Daniela Müller
wurde in Luzern geboren. Sie studierte Violine bei Alexander van
Wijnkoop und erlangte 1999 an der Musikhochschule Basel das
Solistendiplom mit Auszeichnung. Danach studierte sie bei Igor Ozim in
Bern und in der Klasse von Thomas Zehetmair an der Universität für
Musik und darstellende Kunst in Graz. Daniela Müller erhielt einen 1.
Preis am Schweizerischen Jugendmusikwettbewerb und war Finalistin des
Eurovisionswettbewerbes in Lugano. Sie erhielt mehrere Studienpreise,
u. a. des Migros-Genossenschaftsbundes und der Ernst Göhner-Stiftung,
und wurde 1999 mit dem Europäischen Kulturförderpreis der Patria
Jeunesse ausgezeichnet. Sie besuchte Meisterkurse bei Franco Gulli,
Igor Ozim und Ana Chumachenco.
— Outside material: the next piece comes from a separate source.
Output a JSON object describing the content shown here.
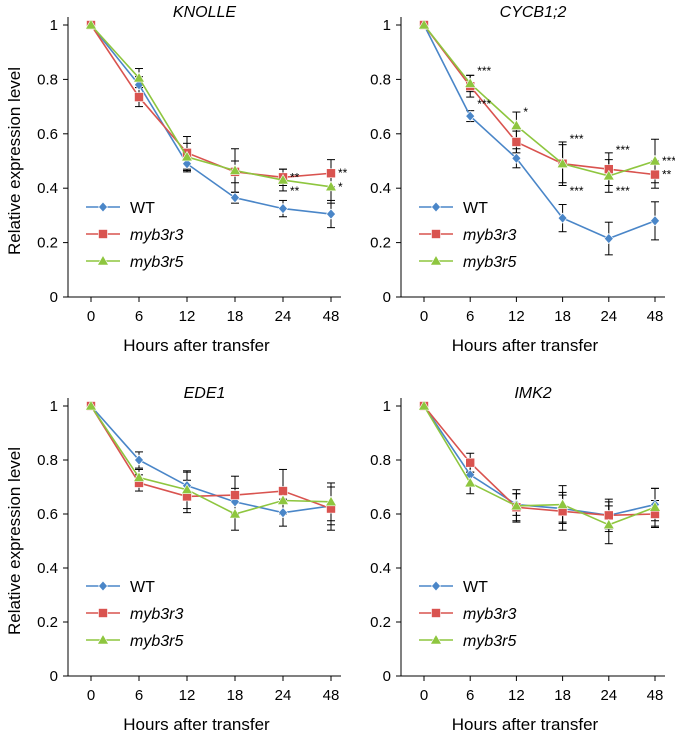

Als Solistin trat sie u. a. mit dem
Basler Sinfonieorchester, den Festival Strings Lucerne, dem Orchestra
della Svizzera Italiana und dem Neuen Zürcher Orchester auf. 2003/2004
nahm sie dank einem Stipendium der Albert Koechlin Stiftung Luzern
Unterricht an der Guildhall School in London und beendete ihre Studien
mit dem "Master's Degree in Music Performance". Nach mehrjähriger
Mitgliedschaft in der "camerata variabile basel" gründete sie im Jahr
2000 zusammen mit Martin Jaggi (Violoncello), Walter Zoller (Klavier)
und Christian Zgraggen (Viola) das Mondrian Ensemble Basel. Mit diesem
Ensemble gewann sie einen 1. Preis am Concours Nicati 2000 (Wettbewerb
für die Interpretation zeitgenössischer Musik vom Schweizerischen
Tonkünstlerverein), gewann den "Concours des Jeunesses Musicales Suisse
2002" sowie einen 3. Preis am Kammermusikwettbewerb des
Migros-Genossenschafts-Bundes 2003. Sie studierte (mit dem Klaviertrio)
bei Gérard Wyss und beim Trio di Trieste an der Scuola Superiore
Internazionale di Musica da Camera in Duino. Wichtige Anregungen bekam
das Mondrian Ensemble auch vom Florestan Trio in London. Das Mondrian
Ensemble wurde 2001 zu den Musikwochen Braunwald und später an die
Festivals in Verbier ("Festival Off"), München ("A-devantgarde"),
Zürich ("Tage für Neue Musik"), Ittingen ("Pfingstkonzerte") und Davos
("young artists in concert") eingeladen. 2003 gab das Mondrian Ensemble
sein Debut in der Tonhalle Zürich, 2005 am Lucerne Festival und 2006
trat es im Wiener Musikverein auf. Im Oktober 2007 wird das Mondrian
Ensemble in der Wigmore Hall in London spielen und mit dem "Ambassador
Award 2007" ausgezeichnet werden.
Nach einigen Aufnahmen bei Espace 2 und DRS2 erschien 2004 bei
"Musikszene Schweiz-Grammont Portrait" die erste CD des Ensembles mit
Werken von Dieter Ammann, Martin Jaggi, Michel Roth, Iannis Xenakis und
Giacinto Scelsi. Neben der intensiven Beschäftigung mit neuer und
neuester Musik (Dieter Ammann, Detlev Müller-Siemens, Rudolf
Kelterborn, Michel Roth, Martin Jaggi u. a. schrieben Werke für das
Mondrian Ensemble) wollen die vier Musiker auch neue Blickwinkel auf
das klassisch-romantische Repertoire finden. Das Mondrian Ensemble
veranstaltet regelmässig Konzerte in Basel und in Luzern.
Daniela Müller ist neben ihrer Arbeit im Mondrian Ensemble
Konzertmeisterin in der basel sinfonietta und Mitglied des Ensemble
Phoenix Basel und des Onyx Ensemble (Nonett-Besetzung).